Wedeler TSV
- Full name: Wedeler Turn- und Sportverein von 1863 e.V.
- Founded: 1863
- Ground: Elbestadion
- Capacity: 3,000
- Manager: Thomas Urban
- League: Kreisklasse A (IX)
- 2018–19: Oberliga Hamburg (V), 15th
- Website: https://www.wedeler-tsv.de
| Home colours | Away colours |

= Wedeler TSV =

German football club

Wedeler TSV is a German association football club from the town of Wedel, Schleswig-Holstein, on the outskirts of Hamburg. Established in 1863 as a gymnastics club, the current day sports club has departments for Aikido, athletics, badminton, bowling, boxing, dance, fitness, gymnastics, handball, Judo, Karate, running, swimming, and table tennis. The football side currently plays in the Oberliga Hamburg (V).

== History ==
Following World War II Germany was divided into four occupation zones by the victorious Allies. Most organizations in the country, including sports and football clubs, were dissolved by occupying authorities as having been politically comprised under the Nazi regime. Football competition was quickly reestablished within Hamburg, which was part of the British occupation zone. Wedeler played in the Bezirksklasse Hamburg (III) in 1947–49 and became part of the new Amateurliga Hamburg (II) following a first-place finish there and league reorganization in 1949.

The club spent only a single season at that level before slipping back to compete as a third-tier side through the 1950s, 1960s, and on into the early 1970s. League restructuring reduced the club to the fifth division. They narrowly missed making their way back up after losing the deciding match of the 1975–76 season which left them tied on points for first place with FC Viktoria Wilhelmsburg which advanced instead. TSV continued to be competitive finishing in second place in each of the next two seasons behind Harburger TB and the second-team side of FC St. Pauli before finally being relegated in 1980.

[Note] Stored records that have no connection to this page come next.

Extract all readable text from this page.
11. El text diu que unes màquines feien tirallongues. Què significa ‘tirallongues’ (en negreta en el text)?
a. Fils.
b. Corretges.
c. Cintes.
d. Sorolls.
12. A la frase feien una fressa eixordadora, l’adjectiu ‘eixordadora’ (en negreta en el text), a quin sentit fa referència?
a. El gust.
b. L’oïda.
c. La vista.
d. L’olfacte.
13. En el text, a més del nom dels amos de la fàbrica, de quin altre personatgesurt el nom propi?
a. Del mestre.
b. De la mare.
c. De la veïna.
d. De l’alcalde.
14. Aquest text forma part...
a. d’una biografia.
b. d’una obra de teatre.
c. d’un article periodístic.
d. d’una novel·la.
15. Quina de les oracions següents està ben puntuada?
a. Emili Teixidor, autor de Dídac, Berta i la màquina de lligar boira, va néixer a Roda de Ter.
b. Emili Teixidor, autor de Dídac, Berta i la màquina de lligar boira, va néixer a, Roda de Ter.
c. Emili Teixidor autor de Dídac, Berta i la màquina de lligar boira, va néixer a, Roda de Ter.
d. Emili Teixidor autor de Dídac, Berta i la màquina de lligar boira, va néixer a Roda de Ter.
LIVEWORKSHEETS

Wedel remained a fifth- and sixth-tier side into the new millennium. They made a single season appearance in the Oberliga Hamburg/Schleswig-Holstein (IV) in 2003–04, but were quickly relegated after finishing 17th. A Landesliga title in 2009 returned the team to the Oberliga, which was now a fifth-tier circuit after the introduction of the 3. Liga. After relegation from the Oberliga in 2011 the club returned to playing in the Landesliga Hamburg-Hammonia again. Following a 2nd place in the 2015–16 season the club won promotion to the Oberliga Hamburg, from which its first team withdrew in 2019 for personnel reasons, dropping down to the Kreisklasse A (IX) after forming a joint team with a new club Sportfreunden Holm.